Tuesday, March 16, 2010

Ex-servicemen draw first blood

Ex-servicemen draw first blood

Ex-servicemen draw first blood

TNN, Mar 15, 2010, 06.11am IST
BANGALORE: Last year, they gave away their bravery medals and this year, they signed in blood. Ex-servicemen from across the country intensified their movement for `one rank one pension' in the form of rallies and signing a memorandum with blood, which will be sent to the Prime Minister.

At a protest rally organized on Sunday, over 250 ex-servicemen from different parts of the state gathered to protest. Similar rallies were also held in Mangalore, Udupi, Karwar, Belgaum and other areas.

The resentment among ex-servicemen is so high that in case their request is not accepted, they will launch a fast-unto-death campaign in October.

"We had no other option but to sign in blood to show how dissatisfied we are with the system. We will ensure our efforts are noticed. Both the serviceman who retired earlier and the ones retiring now will have medical problems. In fact, the ones who had retired earlier will have more problems. But there is almost a 50% difference between our pension amount. Is it justified?" asked Lt Col (retired) M A Kariappa.

"Families of soldiers live in an environment not understood by civilians. There is separation from family at an early age, education of children is affected, and a soldier serves with dignity and takes whatever the government offers to them. But after retirement, we feel neglected. We realize the government doesn't respect our service. We were promised free medical treatment but we got nothing. There is hardly any encouragement to send our children to the forces," added Col (retired) H Shenoy.

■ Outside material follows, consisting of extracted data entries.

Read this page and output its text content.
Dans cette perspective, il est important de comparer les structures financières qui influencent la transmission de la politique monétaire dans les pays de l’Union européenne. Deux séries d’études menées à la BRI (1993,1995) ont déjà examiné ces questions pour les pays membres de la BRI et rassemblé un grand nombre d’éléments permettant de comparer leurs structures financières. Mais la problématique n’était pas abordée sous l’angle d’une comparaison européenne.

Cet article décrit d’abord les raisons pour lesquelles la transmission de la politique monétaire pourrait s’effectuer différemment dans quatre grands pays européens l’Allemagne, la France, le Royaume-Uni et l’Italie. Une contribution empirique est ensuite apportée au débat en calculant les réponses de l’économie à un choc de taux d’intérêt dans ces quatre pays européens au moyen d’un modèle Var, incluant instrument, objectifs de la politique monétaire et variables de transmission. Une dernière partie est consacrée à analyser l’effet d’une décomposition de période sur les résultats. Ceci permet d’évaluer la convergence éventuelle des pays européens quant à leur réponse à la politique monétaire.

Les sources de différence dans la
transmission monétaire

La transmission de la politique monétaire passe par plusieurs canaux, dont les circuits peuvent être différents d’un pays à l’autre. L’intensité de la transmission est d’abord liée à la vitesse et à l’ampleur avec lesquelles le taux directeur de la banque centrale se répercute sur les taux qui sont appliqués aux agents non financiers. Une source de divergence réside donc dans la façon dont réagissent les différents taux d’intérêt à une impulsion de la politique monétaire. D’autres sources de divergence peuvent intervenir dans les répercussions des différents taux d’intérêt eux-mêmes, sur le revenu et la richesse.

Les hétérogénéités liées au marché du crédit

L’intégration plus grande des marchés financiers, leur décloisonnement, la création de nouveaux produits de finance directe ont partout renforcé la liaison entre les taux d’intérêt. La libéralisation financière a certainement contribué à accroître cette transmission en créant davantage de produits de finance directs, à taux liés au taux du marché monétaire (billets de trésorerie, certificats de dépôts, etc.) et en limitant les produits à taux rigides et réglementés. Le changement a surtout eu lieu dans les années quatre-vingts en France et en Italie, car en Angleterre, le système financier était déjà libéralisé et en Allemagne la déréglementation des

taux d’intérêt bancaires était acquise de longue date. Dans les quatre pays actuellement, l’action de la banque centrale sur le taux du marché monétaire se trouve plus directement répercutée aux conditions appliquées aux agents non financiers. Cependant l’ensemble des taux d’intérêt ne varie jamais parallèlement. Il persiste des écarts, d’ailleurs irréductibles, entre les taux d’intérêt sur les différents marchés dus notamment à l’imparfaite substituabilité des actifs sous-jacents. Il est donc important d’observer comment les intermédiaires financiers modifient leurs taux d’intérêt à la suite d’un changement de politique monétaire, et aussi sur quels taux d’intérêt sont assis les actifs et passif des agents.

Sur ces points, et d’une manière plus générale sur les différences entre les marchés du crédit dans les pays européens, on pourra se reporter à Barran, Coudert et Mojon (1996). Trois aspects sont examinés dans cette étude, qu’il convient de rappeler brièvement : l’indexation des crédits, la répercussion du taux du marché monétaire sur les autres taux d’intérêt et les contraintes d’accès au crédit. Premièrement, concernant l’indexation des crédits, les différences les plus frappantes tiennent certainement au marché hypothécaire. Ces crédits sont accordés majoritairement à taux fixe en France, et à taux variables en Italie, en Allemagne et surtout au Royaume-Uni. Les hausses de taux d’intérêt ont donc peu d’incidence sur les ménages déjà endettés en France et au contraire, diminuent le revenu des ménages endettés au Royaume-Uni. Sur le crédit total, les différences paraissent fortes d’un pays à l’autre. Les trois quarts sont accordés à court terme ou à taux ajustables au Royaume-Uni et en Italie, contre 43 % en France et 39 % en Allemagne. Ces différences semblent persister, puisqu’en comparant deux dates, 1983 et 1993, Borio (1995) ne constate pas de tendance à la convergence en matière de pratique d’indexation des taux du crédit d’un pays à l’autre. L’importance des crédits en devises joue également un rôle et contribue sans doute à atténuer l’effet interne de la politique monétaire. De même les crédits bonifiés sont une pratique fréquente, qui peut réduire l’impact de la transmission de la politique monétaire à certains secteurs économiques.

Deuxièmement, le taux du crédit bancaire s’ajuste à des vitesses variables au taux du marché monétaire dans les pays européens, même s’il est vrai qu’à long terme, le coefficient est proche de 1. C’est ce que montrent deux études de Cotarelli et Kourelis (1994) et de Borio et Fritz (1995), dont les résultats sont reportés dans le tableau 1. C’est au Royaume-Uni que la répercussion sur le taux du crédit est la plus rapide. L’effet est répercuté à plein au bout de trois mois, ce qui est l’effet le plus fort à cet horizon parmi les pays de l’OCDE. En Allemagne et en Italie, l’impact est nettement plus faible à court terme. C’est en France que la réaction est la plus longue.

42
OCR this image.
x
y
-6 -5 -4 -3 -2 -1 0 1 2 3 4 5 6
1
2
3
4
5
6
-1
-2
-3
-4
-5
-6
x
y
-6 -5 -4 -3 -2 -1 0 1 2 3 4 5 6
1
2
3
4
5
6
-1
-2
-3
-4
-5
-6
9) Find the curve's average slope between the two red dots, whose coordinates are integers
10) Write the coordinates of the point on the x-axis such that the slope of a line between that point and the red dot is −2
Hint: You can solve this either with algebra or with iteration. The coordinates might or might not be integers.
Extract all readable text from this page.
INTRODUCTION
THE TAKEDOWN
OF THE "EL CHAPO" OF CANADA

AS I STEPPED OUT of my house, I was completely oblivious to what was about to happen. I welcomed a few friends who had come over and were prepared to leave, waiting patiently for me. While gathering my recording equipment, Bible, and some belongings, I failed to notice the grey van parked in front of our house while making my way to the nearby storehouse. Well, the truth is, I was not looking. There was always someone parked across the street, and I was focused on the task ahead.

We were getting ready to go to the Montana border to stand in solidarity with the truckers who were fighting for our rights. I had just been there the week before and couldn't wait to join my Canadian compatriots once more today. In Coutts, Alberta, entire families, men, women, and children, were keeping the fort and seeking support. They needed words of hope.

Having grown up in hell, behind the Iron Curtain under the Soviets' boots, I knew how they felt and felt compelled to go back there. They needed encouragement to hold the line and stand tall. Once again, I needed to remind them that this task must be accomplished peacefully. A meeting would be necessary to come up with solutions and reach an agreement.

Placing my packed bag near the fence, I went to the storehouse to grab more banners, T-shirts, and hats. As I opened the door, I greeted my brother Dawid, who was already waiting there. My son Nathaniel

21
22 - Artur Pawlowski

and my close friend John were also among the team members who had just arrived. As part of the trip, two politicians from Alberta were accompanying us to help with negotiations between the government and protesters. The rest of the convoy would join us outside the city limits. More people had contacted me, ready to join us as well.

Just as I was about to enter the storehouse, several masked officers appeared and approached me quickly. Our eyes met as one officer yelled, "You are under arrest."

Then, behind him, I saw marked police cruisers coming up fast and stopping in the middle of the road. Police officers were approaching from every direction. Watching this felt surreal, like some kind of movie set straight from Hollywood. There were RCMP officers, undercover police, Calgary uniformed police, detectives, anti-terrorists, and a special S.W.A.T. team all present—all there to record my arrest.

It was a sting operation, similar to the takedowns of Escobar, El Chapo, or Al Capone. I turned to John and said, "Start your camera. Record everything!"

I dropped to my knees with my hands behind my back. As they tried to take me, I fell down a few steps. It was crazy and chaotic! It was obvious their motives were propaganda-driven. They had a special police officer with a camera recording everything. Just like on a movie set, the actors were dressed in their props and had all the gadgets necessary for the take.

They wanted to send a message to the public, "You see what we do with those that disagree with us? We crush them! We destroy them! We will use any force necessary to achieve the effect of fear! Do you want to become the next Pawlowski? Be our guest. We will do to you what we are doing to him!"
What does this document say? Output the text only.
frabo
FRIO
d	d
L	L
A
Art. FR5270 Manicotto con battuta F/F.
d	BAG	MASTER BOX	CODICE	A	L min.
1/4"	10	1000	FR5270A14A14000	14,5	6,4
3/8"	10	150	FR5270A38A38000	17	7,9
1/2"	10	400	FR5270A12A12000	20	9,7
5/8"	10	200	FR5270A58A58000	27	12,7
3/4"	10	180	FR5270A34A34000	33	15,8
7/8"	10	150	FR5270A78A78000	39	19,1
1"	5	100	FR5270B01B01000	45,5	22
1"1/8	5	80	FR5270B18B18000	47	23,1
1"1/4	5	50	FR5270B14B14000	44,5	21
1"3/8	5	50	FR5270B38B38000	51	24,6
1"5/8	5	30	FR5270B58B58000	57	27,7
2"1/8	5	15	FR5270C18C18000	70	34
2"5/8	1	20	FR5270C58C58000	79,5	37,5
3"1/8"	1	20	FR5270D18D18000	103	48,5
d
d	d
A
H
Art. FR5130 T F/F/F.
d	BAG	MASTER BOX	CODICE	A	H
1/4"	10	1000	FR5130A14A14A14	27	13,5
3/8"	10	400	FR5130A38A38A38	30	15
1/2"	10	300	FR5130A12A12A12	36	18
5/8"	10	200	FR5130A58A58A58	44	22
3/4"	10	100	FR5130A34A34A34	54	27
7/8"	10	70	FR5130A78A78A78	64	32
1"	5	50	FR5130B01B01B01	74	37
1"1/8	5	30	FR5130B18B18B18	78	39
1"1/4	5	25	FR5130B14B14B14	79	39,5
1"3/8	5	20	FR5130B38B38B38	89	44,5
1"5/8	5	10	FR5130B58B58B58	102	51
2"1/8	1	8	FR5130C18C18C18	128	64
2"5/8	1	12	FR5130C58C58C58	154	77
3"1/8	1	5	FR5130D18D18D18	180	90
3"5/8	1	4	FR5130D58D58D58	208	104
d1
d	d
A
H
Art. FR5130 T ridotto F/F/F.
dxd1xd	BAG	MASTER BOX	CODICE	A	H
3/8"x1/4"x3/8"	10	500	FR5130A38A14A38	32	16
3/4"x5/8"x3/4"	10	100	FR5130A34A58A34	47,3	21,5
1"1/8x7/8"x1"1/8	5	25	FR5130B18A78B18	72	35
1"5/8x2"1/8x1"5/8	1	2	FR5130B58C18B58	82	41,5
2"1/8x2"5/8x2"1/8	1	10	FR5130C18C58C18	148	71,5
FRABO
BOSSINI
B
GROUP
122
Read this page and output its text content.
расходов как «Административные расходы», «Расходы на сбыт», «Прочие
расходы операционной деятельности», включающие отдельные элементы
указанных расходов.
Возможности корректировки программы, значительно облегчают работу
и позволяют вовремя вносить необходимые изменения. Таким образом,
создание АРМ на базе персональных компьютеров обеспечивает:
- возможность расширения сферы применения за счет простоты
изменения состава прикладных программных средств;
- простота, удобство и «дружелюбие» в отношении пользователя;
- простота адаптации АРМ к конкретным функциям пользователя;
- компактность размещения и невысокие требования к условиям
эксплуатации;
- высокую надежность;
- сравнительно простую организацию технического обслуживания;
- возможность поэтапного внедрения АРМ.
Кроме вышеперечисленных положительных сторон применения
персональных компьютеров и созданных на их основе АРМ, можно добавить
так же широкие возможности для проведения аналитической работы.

"The UPA government is in the hands of the IAS. In the wars to save the country, the heads of soldiers have rolled. How many IAS officers have laid their lives? It is time our MPs realize it is for them to legislate these things and not get misguided by IAS officers. Ex-servicemen today are a neglected lot," said convener, IESM, South, Col SS Rajan. The memorandum signed in blood will be handed over to chief minister B S Yedyurappa on Thursday.

Many of these ex-soldiers have worked in difficult conditions, high-altitude locations, and have lost friends in war and are handicapped due to battle injuries.

"We haven't served any less. We have gone to every difficult area... I had a bypass surgery, and my one kidney had failed. But soldiers don't cry," said Brigadier J S Narasimhan, one of the senior-most officers in the group, who had given up his Ati Vishisht Seva Medal (AVSM) last year.

"I was part of the 1971 war in West Pakistan. I have seen my colleagues die, their legs blown off by land mines. We have great attachment with each other. But now I wonder how are people valuing the service," complained Lt Col (retired) S N Devdas.

The ones in lower ranks, such as the hawaldars, are the worst-affected. Their pensions are meagre and they sometimes can't find new jobs. This 81-year-old ex-hawaldar R Narayan gets Rs 5,561 as pension. "I have participated in two wars. Is this enough pension for me to survive? My wife passed away due to cancer. I don't want to be a burden on my daughter," he said.